По булыжной мостовой чиркают копыта. Гром телеги на камнях, щелканье кнута. Здравствуй, улица моя! Думала, забыта? Нет, не скольких ни бывал — лучше, но не та! Милый сердцу уголок Знаменской и Спасской — не под сению дубрав, угол из камней. Если хоть чему-нибудь суждено остаться, то вот этому углу в памяти моей. На доме трещина от верха до фундамента, полсотни лет — а ни сошлась, ни разошлась. Он словно склеен этой трещиною намертво, она, как жизнь моя, с ним намертво срослась. Дядя Паша-инвалид — где ты, дядя Паша? Риторический вопрос — умер ты давно. А вот Нинка расцвела, Нинка — мука наша, но не с нами собралась Ниночка в кино. Мы, конечно, мелкота — нам всего двенадцать. Нинка — девочка тип-топ — ей пятнадцать лет. И, конечно, нам за ней сроду не угнаться… Где ты, Ниночка, теперь? Нет тебя, как нет. На доме трещина от верха до фундамента, и окна в окна через трехметровый двор. Замки, сарайчики, поленницы — куда уж там! И все венчает перекошенный забор. Мишка-ц ы ган был черняв — может, и не ц ы ган. Но считался хулиган и вообще — шпана. Им пугали пацанов, он сквозь зубы цыкал, желтой фиксою маня — жалко, что одна. Как хотелось нам за ним с девкой в черном платье, под шифонный локоток взять ее скорей. Двор учил меня всему, и заметим, кстати, — заодно открылось мне то, что я — еврей. На доме трещина от верха до фундамента — наш двор не тот, и только трещина все та ж. И поднимают меня вверх ступеньки памяти на мой четвертый, на последний мой этаж. Ну а ты как, Витя-шпунт, первый мой учитель? Верка-булочница нас помнит и теперь. И диванчик не шумел — это вы учтите, и не пела поутру в коммуналке дверь. Вспоминать или забыть — в этом нет вопроса: сам себя не обойдешь — плохо ль, хорошо ль. И тем более потом все решилось просто — кончен двор, настала жизнь — впрягся и пошел. На жизни трещины от верха до фундамента, как та, на доме, и никак не зарастут. И мое семечко навеки в ней остается — побеги всюду, корешочки только тут.

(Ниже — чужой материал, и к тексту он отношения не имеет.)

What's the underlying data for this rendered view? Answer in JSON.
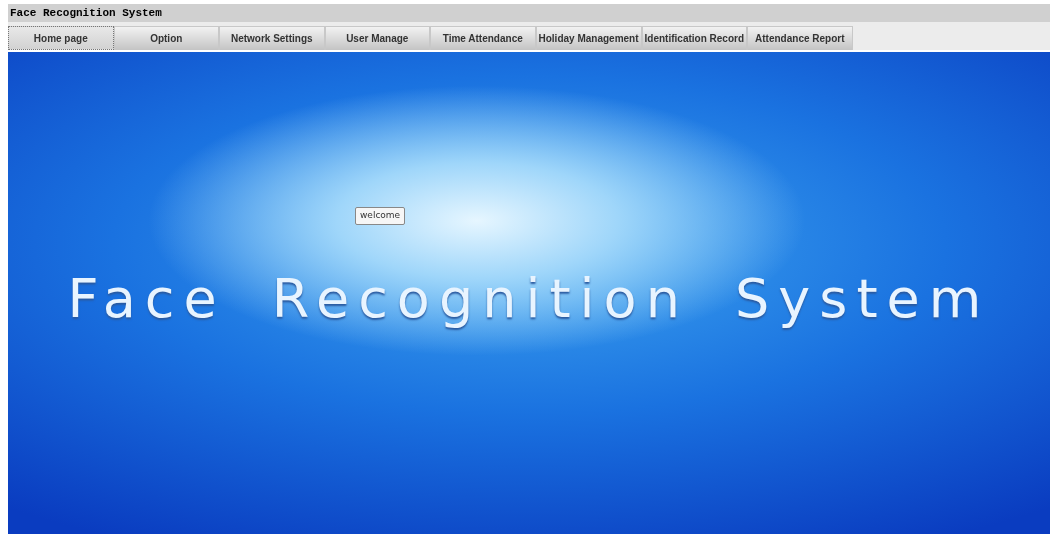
{
  "window": {
    "title": "Face Recognition System"
  },
  "tabs": [
    {
      "label": "Home page",
      "selected": true
    },
    {
      "label": "Option",
      "selected": false
    },
    {
      "label": "Network Settings",
      "selected": false
    },
    {
      "label": "User Manage",
      "selected": false
    },
    {
      "label": "Time Attendance",
      "selected": false
    },
    {
      "label": "Holiday Management",
      "selected": false
    },
    {
      "label": "Identification Record",
      "selected": false
    },
    {
      "label": "Attendance Report",
      "selected": false
    }
  ],
  "banner": {
    "tooltip": "welcome",
    "heading": "Face Recognition System"
  }
}
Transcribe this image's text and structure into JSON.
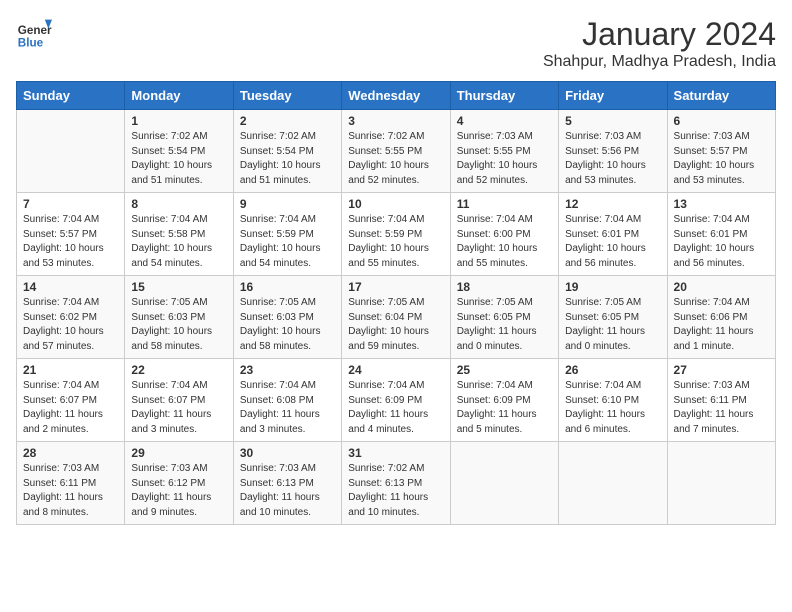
{
  "logo": {
    "line1": "General",
    "line2": "Blue"
  },
  "title": "January 2024",
  "subtitle": "Shahpur, Madhya Pradesh, India",
  "weekdays": [
    "Sunday",
    "Monday",
    "Tuesday",
    "Wednesday",
    "Thursday",
    "Friday",
    "Saturday"
  ],
  "weeks": [
    [
      {
        "day": "",
        "info": ""
      },
      {
        "day": "1",
        "info": "Sunrise: 7:02 AM\nSunset: 5:54 PM\nDaylight: 10 hours\nand 51 minutes."
      },
      {
        "day": "2",
        "info": "Sunrise: 7:02 AM\nSunset: 5:54 PM\nDaylight: 10 hours\nand 51 minutes."
      },
      {
        "day": "3",
        "info": "Sunrise: 7:02 AM\nSunset: 5:55 PM\nDaylight: 10 hours\nand 52 minutes."
      },
      {
        "day": "4",
        "info": "Sunrise: 7:03 AM\nSunset: 5:55 PM\nDaylight: 10 hours\nand 52 minutes."
      },
      {
        "day": "5",
        "info": "Sunrise: 7:03 AM\nSunset: 5:56 PM\nDaylight: 10 hours\nand 53 minutes."
      },
      {
        "day": "6",
        "info": "Sunrise: 7:03 AM\nSunset: 5:57 PM\nDaylight: 10 hours\nand 53 minutes."
      }
    ],
    [
      {
        "day": "7",
        "info": "Sunrise: 7:04 AM\nSunset: 5:57 PM\nDaylight: 10 hours\nand 53 minutes."
      },
      {
        "day": "8",
        "info": "Sunrise: 7:04 AM\nSunset: 5:58 PM\nDaylight: 10 hours\nand 54 minutes."
      },
      {
        "day": "9",
        "info": "Sunrise: 7:04 AM\nSunset: 5:59 PM\nDaylight: 10 hours\nand 54 minutes."
      },
      {
        "day": "10",
        "info": "Sunrise: 7:04 AM\nSunset: 5:59 PM\nDaylight: 10 hours\nand 55 minutes."
      },
      {
        "day": "11",
        "info": "Sunrise: 7:04 AM\nSunset: 6:00 PM\nDaylight: 10 hours\nand 55 minutes."
      },
      {
        "day": "12",
        "info": "Sunrise: 7:04 AM\nSunset: 6:01 PM\nDaylight: 10 hours\nand 56 minutes."
      },
      {
        "day": "13",
        "info": "Sunrise: 7:04 AM\nSunset: 6:01 PM\nDaylight: 10 hours\nand 56 minutes."
      }
    ],
    [
      {
        "day": "14",
        "info": "Sunrise: 7:04 AM\nSunset: 6:02 PM\nDaylight: 10 hours\nand 57 minutes."
      },
      {
        "day": "15",
        "info": "Sunrise: 7:05 AM\nSunset: 6:03 PM\nDaylight: 10 hours\nand 58 minutes."
      },
      {
        "day": "16",
        "info": "Sunrise: 7:05 AM\nSunset: 6:03 PM\nDaylight: 10 hours\nand 58 minutes."
      },
      {
        "day": "17",
        "info": "Sunrise: 7:05 AM\nSunset: 6:04 PM\nDaylight: 10 hours\nand 59 minutes."
      },
      {
        "day": "18",
        "info": "Sunrise: 7:05 AM\nSunset: 6:05 PM\nDaylight: 11 hours\nand 0 minutes."
      },
      {
        "day": "19",
        "info": "Sunrise: 7:05 AM\nSunset: 6:05 PM\nDaylight: 11 hours\nand 0 minutes."
      },
      {
        "day": "20",
        "info": "Sunrise: 7:04 AM\nSunset: 6:06 PM\nDaylight: 11 hours\nand 1 minute."
      }
    ],
    [
      {
        "day": "21",
        "info": "Sunrise: 7:04 AM\nSunset: 6:07 PM\nDaylight: 11 hours\nand 2 minutes."
      },
      {
        "day": "22",
        "info": "Sunrise: 7:04 AM\nSunset: 6:07 PM\nDaylight: 11 hours\nand 3 minutes."
      },
      {
        "day": "23",
        "info": "Sunrise: 7:04 AM\nSunset: 6:08 PM\nDaylight: 11 hours\nand 3 minutes."
      },
      {
        "day": "24",
        "info": "Sunrise: 7:04 AM\nSunset: 6:09 PM\nDaylight: 11 hours\nand 4 minutes."
      },
      {
        "day": "25",
        "info": "Sunrise: 7:04 AM\nSunset: 6:09 PM\nDaylight: 11 hours\nand 5 minutes."
      },
      {
        "day": "26",
        "info": "Sunrise: 7:04 AM\nSunset: 6:10 PM\nDaylight: 11 hours\nand 6 minutes."
      },
      {
        "day": "27",
        "info": "Sunrise: 7:03 AM\nSunset: 6:11 PM\nDaylight: 11 hours\nand 7 minutes."
      }
    ],
    [
      {
        "day": "28",
        "info": "Sunrise: 7:03 AM\nSunset: 6:11 PM\nDaylight: 11 hours\nand 8 minutes."
      },
      {
        "day": "29",
        "info": "Sunrise: 7:03 AM\nSunset: 6:12 PM\nDaylight: 11 hours\nand 9 minutes."
      },
      {
        "day": "30",
        "info": "Sunrise: 7:03 AM\nSunset: 6:13 PM\nDaylight: 11 hours\nand 10 minutes."
      },
      {
        "day": "31",
        "info": "Sunrise: 7:02 AM\nSunset: 6:13 PM\nDaylight: 11 hours\nand 10 minutes."
      },
      {
        "day": "",
        "info": ""
      },
      {
        "day": "",
        "info": ""
      },
      {
        "day": "",
        "info": ""
      }
    ]
  ]
}
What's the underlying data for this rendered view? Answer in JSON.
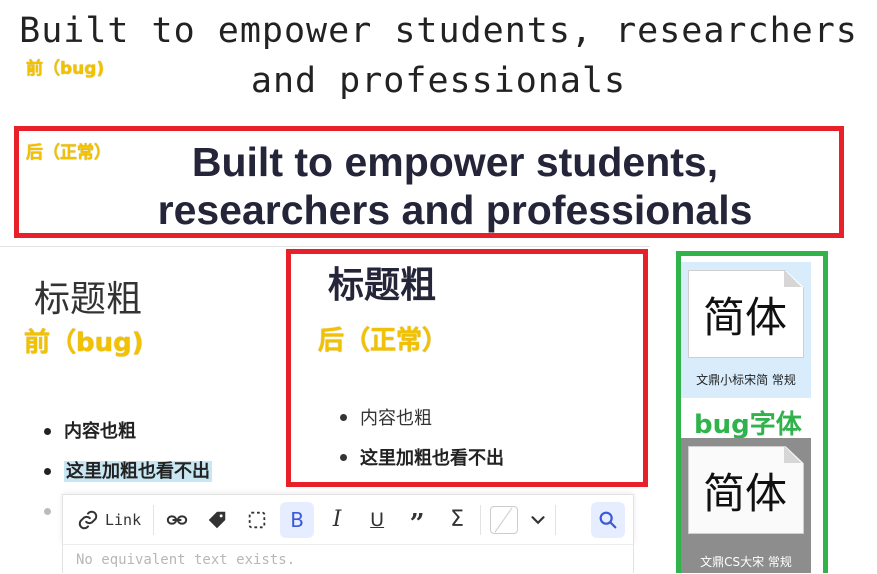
{
  "top": {
    "heading_before_line1": "Built to empower students, researchers",
    "heading_before_line2": "and professionals",
    "tag_before": "前（bug)",
    "tag_after": "后（正常）",
    "heading_after_line1": "Built to empower students,",
    "heading_after_line2": "researchers and professionals"
  },
  "editor_before": {
    "title": "标题粗",
    "tag": "前（bug)",
    "items": [
      "内容也粗",
      "这里加粗也看不出"
    ]
  },
  "editor_after": {
    "title": "标题粗",
    "tag": "后（正常）",
    "items": [
      "内容也粗",
      "这里加粗也看不出"
    ]
  },
  "toolbar": {
    "link_label": "Link",
    "link_icon": "link-icon",
    "icons": [
      "chain-icon",
      "tag-icon",
      "dashed-square-icon",
      "bold-icon",
      "italic-icon",
      "underline-icon",
      "quote-icon",
      "sigma-icon",
      "color-icon",
      "chevron-down-icon",
      "search-icon"
    ],
    "placeholder": "No equivalent text exists."
  },
  "fonts": {
    "bug_label": "bug字体",
    "cards": [
      {
        "glyph": "简体",
        "name": "文鼎小标宋简 常规"
      },
      {
        "glyph": "简体",
        "name": "文鼎CS大宋 常规"
      }
    ]
  },
  "colors": {
    "red_box": "#e8202a",
    "green_box": "#2fb34a",
    "tag_yellow": "#f2c200",
    "toolbar_active": "#3a5bd9"
  }
}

Друзья говорят, что мои песни становятся мудрее. Наверное, так и должно быть. Разные вопросы мы считаем важными в 20, 40 и 50 лет. Сейчас для меня крайне важно видеть в зале думающих, неравнодушных людей, которых волнуют общественные проблемы. Наверное, именно поэтому для меня самая сложная аудитория — подростковая, ведь я апеллирую к социальному опыту слушателя. Тему сострадания я считаю сейчас главной. «Улица моя», «Схема», «Письма римскому другу» — здесь она прослеживается очень четко. Впрочем, деление на «главные» и «неглавные» темы очень условно. Мои песни так же дороги мне, как и мои дети, — ни от одной из них я не откажусь сегодня.